The examples thus far have been exclusively for 1 dimensional systems with 1 particle. We can construct Hilbert Spaces for 2-D or 3-D systems and we can consider multi-particle systems. For multi-particle systems we have to consider the concept of identical particles. We’ll take a look of that when we cover spin. The extensions to 2-D or 3-D follow similarly from 1-D. Inner products now are double or triple sums or integrals. For basis vectors we typically label use a label for each dimension. For instance, $\ket{n l m}$ describes a basis set for the Hydrogen atom with three discrete labels. In these higher dimensional spaces with have orthonormality relations for each dimension. Let’s see how this extension to 3D works in position space:
$$ \bold{\hat p} = -i\hbar\bold\nabla\\ \hat H=-\frac{\hbar^2}{2m}\nabla^2\Psi+V\Psi $$
The wave function and potential energy are functions of three position variables (and time). Often this is Cartesian, but other coordinate systems like spherical and cyclindrical coordinates work as well (with the appropriate adjustments to the gradient and laplacian operators).
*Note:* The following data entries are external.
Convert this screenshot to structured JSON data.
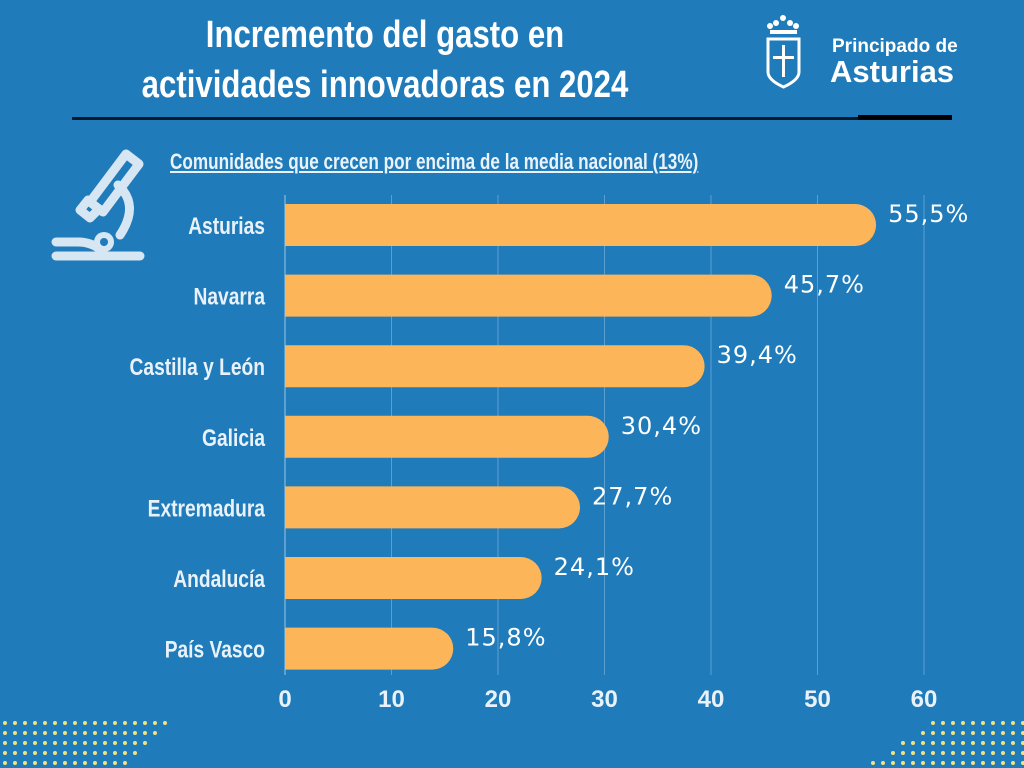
{
  "header": {
    "title_line1": "Incremento del gasto en",
    "title_line2": "actividades innovadoras en 2024",
    "logo_line1": "Principado de",
    "logo_line2": "Asturias"
  },
  "icons": {
    "illustration": "microscope-icon",
    "logo": "asturias-coat-of-arms"
  },
  "colors": {
    "background": "#1f7bb9",
    "bar": "#fdb55a",
    "text": "#ffffff"
  },
  "chart_data": {
    "type": "bar",
    "orientation": "horizontal",
    "title": "Comunidades que crecen por encima de la media nacional (13%)",
    "categories": [
      "Asturias",
      "Navarra",
      "Castilla y León",
      "Galicia",
      "Extremadura",
      "Andalucía",
      "País Vasco"
    ],
    "values": [
      55.5,
      45.7,
      39.4,
      30.4,
      27.7,
      24.1,
      15.8
    ],
    "value_labels": [
      "55,5%",
      "45,7%",
      "39,4%",
      "30,4%",
      "27,7%",
      "24,1%",
      "15,8%"
    ],
    "xlim": [
      0,
      60
    ],
    "xticks": [
      "0",
      "10",
      "20",
      "30",
      "40",
      "50",
      "60"
    ],
    "grid": true,
    "xlabel": "",
    "ylabel": ""
  }
}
$$ \text{Probability of finding particle within }\bold r \text{ to }\bold r+d\bold r =|\Psi(\bold r,t)|^2d^3\bold r\\ \text{Normalization: } \int |\Psi|^2 d^3\bold r =1 $$
For a time independent potential energy function, there will exist a complete set of stationary states
$$ \Psi_n(\bold r,t)=\psi_n(\bold r)e^{-iE_n t/\hbar} $$
where the spatial wave function satisfies the TISE
$$ -\frac{\hbar^2}{2m}\nabla^2\psi+V\psi=E\psi $$
and the general solution is a superposition of the stationary states (sum for a discrete spectrum and integral for a continuous spectrum).
$$ \Psi(\bold r,t)=\sum_n c_n\psi_n(\bold r) e^{-i E_nt/\hbar} $$
Note that the spatial wave functions may involve a degeneracy of states at the same energy which introduces more sums (or integrals) to this superposition. For instance, the Hydrogen atom has $n$, $l$, and $m$ quantum numbers and the general solution would be a triple sum over the allowed quantum numbers.